末梢神経による痛み・しびれ

手足のしびれ、痛みの原因として、脊髄の神経への圧迫の他に、末梢神経(脊髄から枝分かれした後の神経)が原因になることもあります。

日常的によく見られる神経(圧迫されやすい神経)と、その時の症状について説明します。特に障害されやすい神経を選びました。
下に書いたものと同じような痛み・痺れ・脱力などでお悩みの方は、原因が末梢神経かもしれません。
いくつか当てはまる方は、一度診察を受けられることをお勧めします。

手根管症候群

手首の付け根には、骨と靱帯に囲まれた「手根管」という空間があります。この中には、正中神経という神経と、手の指を曲げる筋肉の腱が通っています。フタのようになっているのが、横手根靱帯という靱帯です。(図:右手首の断面)

赤線枠内のスペースを、手根管と呼びます

手根管症候群とは、この「手根管」という空間の中で、何らかの原因で正中神経が圧迫されることで起こる、正中神経の障害です。
透析をされている方、腫瘍や腫瘤などの出来物などが神経を圧迫する場合もありますが、ほとんどの方は、神経が圧迫されている原因が分かりません。ただし、更年期の女性や、手をよく使う仕事をされている方に多い傾向があります。

(症状)

□ 親指、人差し指、中指と、薬指の半分(親指側)にしびれや痛みが出る。

□ しびれは、手首をぶらぶら振ると治まる。

□ 自転車やバイクを運転する時、眠っている時などに、しびれがきつくなる。

□ 親指のつけねが痩せてくる。

(治療)

まず、しびれをとる薬を内服して頂きます。

効果が不十分な時は、正中神経ブロック(痛みを抑える薬を手根管の中に注射)などの治療を行います。

薬の内服やブロック注射を行っても効果が不十分な場合や、生活に支障が出る場合には、手術を御相談します。

内視鏡下手根管開放術

手術は、横手根靱帯という、手根管のフタのような靱帯(上の図を参照)を切って、正中神経への圧迫を無くす、というものです。

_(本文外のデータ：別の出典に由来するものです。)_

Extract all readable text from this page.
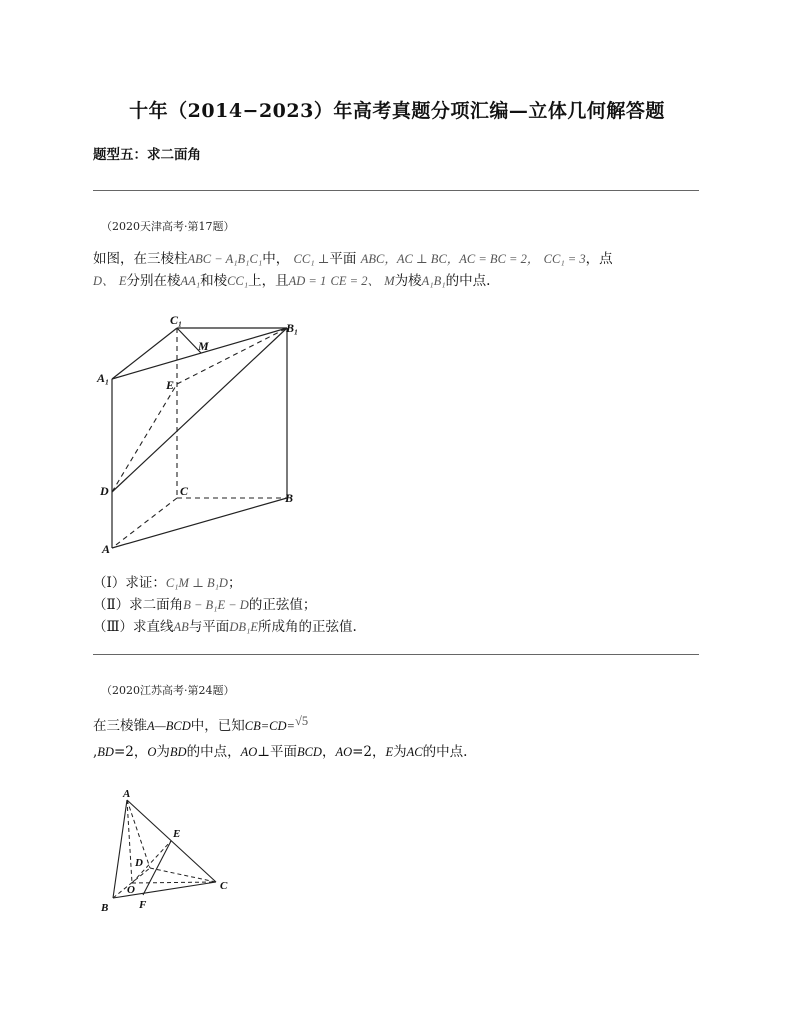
十年（2014−2023）年高考真题分项汇编—立体几何解答题
题型五：求二面角
（2020天津高考·第17题）
如图，在三棱柱ABC − A₁B₁C₁中， CC₁ ⊥平面 ABC，AC ⊥ BC，AC = BC = 2， CC₁ = 3，点
D、 E分别在棱AA₁和棱CC₁上，且AD = 1 CE = 2、 M为棱A₁B₁的中点.
C₁
B₁
M
A₁	E
D	C	B
A
（Ⅰ）求证：C₁M ⊥ B₁D；
（Ⅱ）求二面角B − B₁E − D的正弦值；
（Ⅲ）求直线AB与平面DB₁E所成角的正弦值.
（2020江苏高考·第24题）
在三棱锥A—BCD中，已知CB=CD=√5
,BD=2，O为BD的中点，AO⊥平面BCD，AO=2，E为AC的中点.
A
E
D
C
O
B	F
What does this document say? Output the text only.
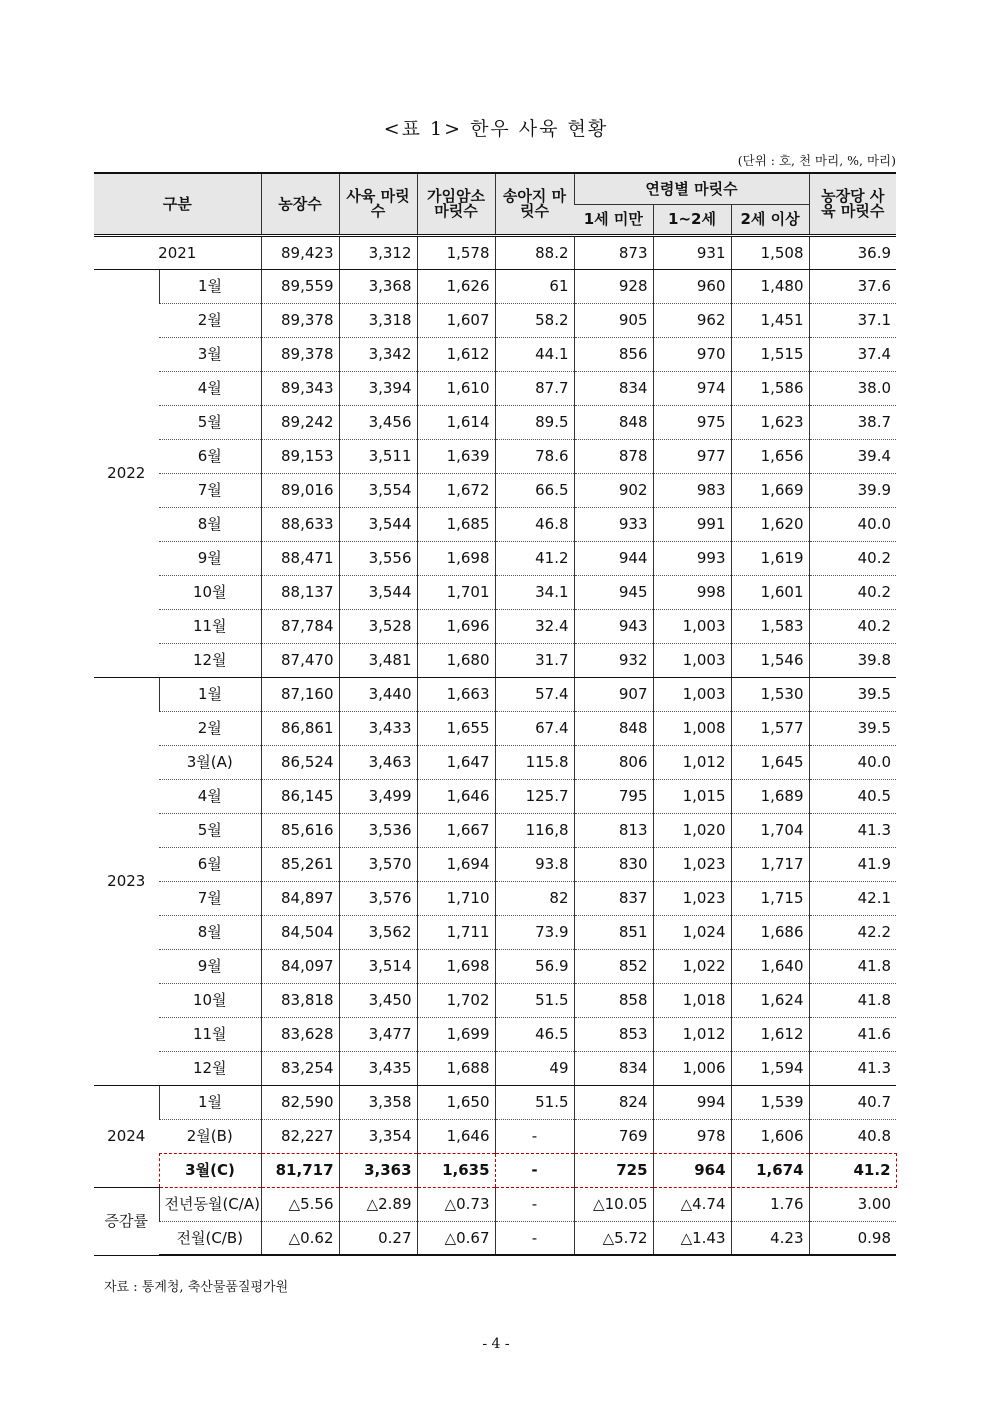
<표 1> 한우 사육 현황
(단위 : 호, 천 마리, %, 마리)
구분		농장수	사육 마릿수	가임암소 마릿수	송아지 마릿수	연령별 마릿수			농장당 사육 마릿수
						1세 미만	1~2세	2세 이상	
2021		89,423	3,312	1,578	88.2	873	931	1,508	36.9
2022	1월	89,559	3,368	1,626	61	928	960	1,480	37.6
	2월	89,378	3,318	1,607	58.2	905	962	1,451	37.1
	3월	89,378	3,342	1,612	44.1	856	970	1,515	37.4
	4월	89,343	3,394	1,610	87.7	834	974	1,586	38.0
	5월	89,242	3,456	1,614	89.5	848	975	1,623	38.7
	6월	89,153	3,511	1,639	78.6	878	977	1,656	39.4
	7월	89,016	3,554	1,672	66.5	902	983	1,669	39.9
	8월	88,633	3,544	1,685	46.8	933	991	1,620	40.0
	9월	88,471	3,556	1,698	41.2	944	993	1,619	40.2
	10월	88,137	3,544	1,701	34.1	945	998	1,601	40.2
	11월	87,784	3,528	1,696	32.4	943	1,003	1,583	40.2
	12월	87,470	3,481	1,680	31.7	932	1,003	1,546	39.8
2023	1월	87,160	3,440	1,663	57.4	907	1,003	1,530	39.5
	2월	86,861	3,433	1,655	67.4	848	1,008	1,577	39.5
	3월(A)	86,524	3,463	1,647	115.8	806	1,012	1,645	40.0
	4월	86,145	3,499	1,646	125.7	795	1,015	1,689	40.5
	5월	85,616	3,536	1,667	116,8	813	1,020	1,704	41.3
	6월	85,261	3,570	1,694	93.8	830	1,023	1,717	41.9
	7월	84,897	3,576	1,710	82	837	1,023	1,715	42.1
	8월	84,504	3,562	1,711	73.9	851	1,024	1,686	42.2
	9월	84,097	3,514	1,698	56.9	852	1,022	1,640	41.8
	10월	83,818	3,450	1,702	51.5	858	1,018	1,624	41.8
	11월	83,628	3,477	1,699	46.5	853	1,012	1,612	41.6
	12월	83,254	3,435	1,688	49	834	1,006	1,594	41.3
2024	1월	82,590	3,358	1,650	51.5	824	994	1,539	40.7
	2월(B)	82,227	3,354	1,646	-	769	978	1,606	40.8
	3월(C)	81,717	3,363	1,635	-	725	964	1,674	41.2
증감률	전년동월(C/A)	△5.56	△2.89	△0.73	-	△10.05	△4.74	1.76	3.00
	전월(C/B)	△0.62	0.27	△0.67	-	△5.72	△1.43	4.23	0.98
자료 : 통계청, 축산물품질평가원
- 4 -
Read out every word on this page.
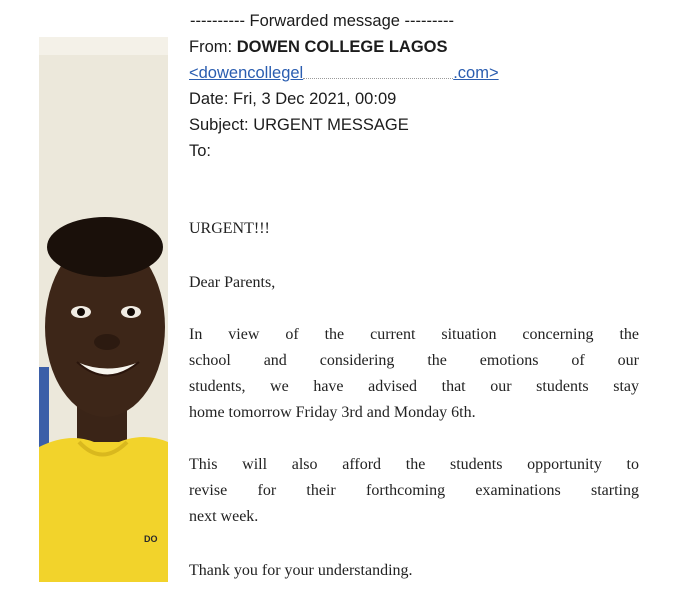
DO
---------- Forwarded message ---------
From: DOWEN COLLEGE LAGOS
<dowencollegel	.com>
Date: Fri, 3 Dec 2021, 00:09
Subject: URGENT MESSAGE
To:

URGENT!!!

Dear Parents,

In view of the current situation concerning the
school and considering the emotions of our
students, we have advised that our students stay
home tomorrow Friday 3rd and Monday 6th.
This will also afford the students opportunity to
revise for their forthcoming examinations starting
next week.

Thank you for your understanding.
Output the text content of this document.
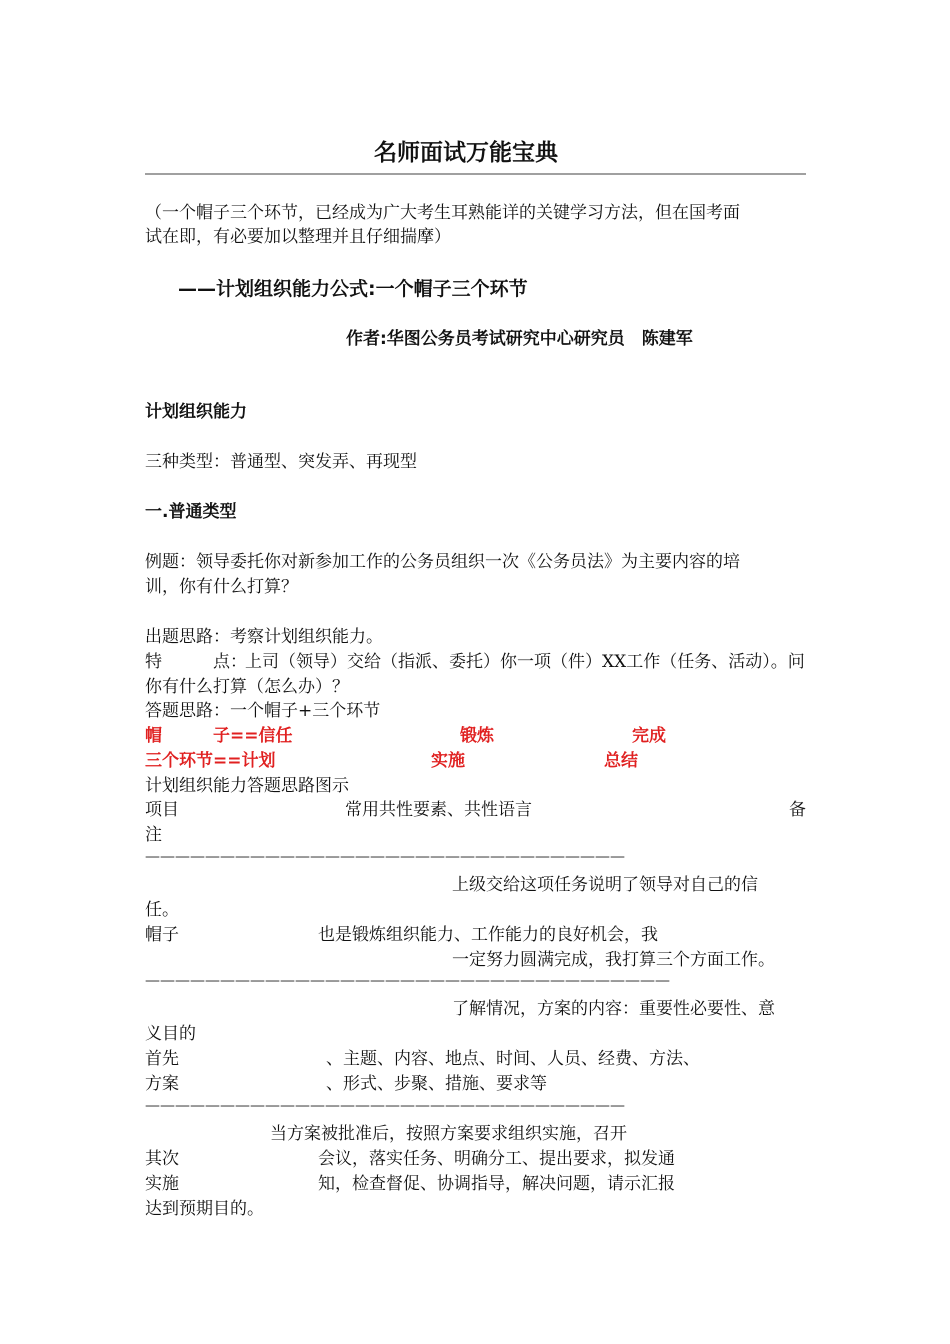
名师面试万能宝典
（一个帽子三个环节，已经成为广大考生耳熟能详的关键学习方法，但在国考面
试在即，有必要加以整理并且仔细揣摩）
——计划组织能力公式:一个帽子三个环节
作者:华图公务员考试研究中心研究员　陈建军
计划组织能力
三种类型：普通型、突发弄、再现型
一.普通类型
例题：领导委托你对新参加工作的公务员组织一次《公务员法》为主要内容的培
训，你有什么打算？
出题思路：考察计划组织能力。
特　　　点：
上司（领导）交给（指派、委托）你一项（件）XX工作（任务、活动）。问
你有什么打算（怎么办）？
答题思路：一个帽子+三个环节
帽　　　子==信任	锻炼	完成
三个环节==计划	实施	总结
计划组织能力答题思路图示
项目	常用共性要素、共性语言	备
注
————————————————————————————————
上级交给这项任务说明了领导对自己的信
任。
帽子	也是锻炼组织能力、工作能力的良好机会，我
一定努力圆满完成，我打算三个方面工作。
———————————————————————————————————
了解情况，方案的内容：重要性必要性、意
义目的
首先	、主题、内容、地点、时间、人员、经费、方法、
方案	、形式、步聚、措施、要求等
————————————————————————————————
当方案被批准后，按照方案要求组织实施，召开
其次	会议，落实任务、明确分工、提出要求，拟发通
实施	知，检查督促、协调指导，解决问题，请示汇报
达到预期目的。
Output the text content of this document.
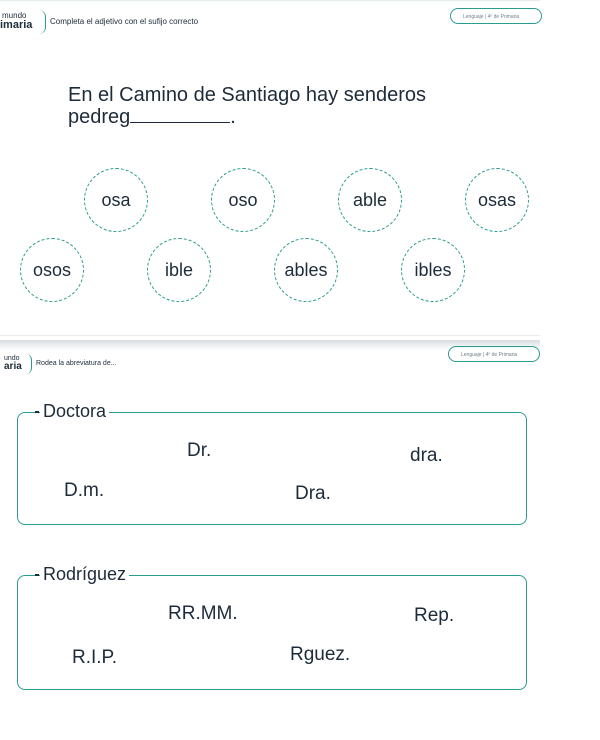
mundo
imaria Completa el adjetivo con el sufijo correcto	Lenguaje | 4º de Primaria
En el Camino de Santiago hay senderos
pedreg	.
osa	oso	able	osas
osos	ible	ables	ibles
undo
aria Rodea la abreviatura de...
Lenguaje | 4º de Primaria
Doctora
Dr.	dra.
D.m.	Dra.
Rodríguez
RR.MM.	Rep.
R.I.P.	Rguez.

一般的に行われている手術は、手のひらを3cmほど切開してから靱帯を切る方法です。以前から行われており確立された術式ですが、手術の後にキズの痛みが手のひらに残る場合がありました。

当院では、手根管の手術にも内視鏡を導入しています。

エコーで神経や靱帯を確認しながら、正中神経の横へ挿入した内視鏡で確認しつつ、皮膚の下に細いメスを通して靱帯を切る方法です。

エコーで正中神経を確認しながら注射をしています
手術のキズは1cm程度です
内視鏡で手根管の内側を見ながら
靱帯を切開しています

キズの大きさは1cmほどです。手術の翌日から、手の細かい作業ができます。手のひらに痛みは殆ど残りません。

梨状筋症候群

図は右のおしりを後ろから見たところです。

大坐骨孔という骨の穴の中を梨状筋が通過しますが、その下に坐骨神経が通っています。梨状筋が緊張したり引き延ばされたりすることで、下にある坐骨神経が圧迫され、坐骨神経の痛みが出る状態を梨状筋症候群と呼びます。

(症状)

□ おしりから太股の後ろ側、外側に強い痛みが出る。

□ 特に座っている時に痛みが強くなる。

MRIなどの画像検査では神経の圧迫が分かりませんので、診断されていない患者様は多いです。

(治療) 
エコーガイド下での坐骨神経ブロックを行います。

ブロックをして痛みが楽になった方には、梨状筋のストレッチを指導します。

梨状筋が今後、坐骨神経を圧迫しないように、予防のためです。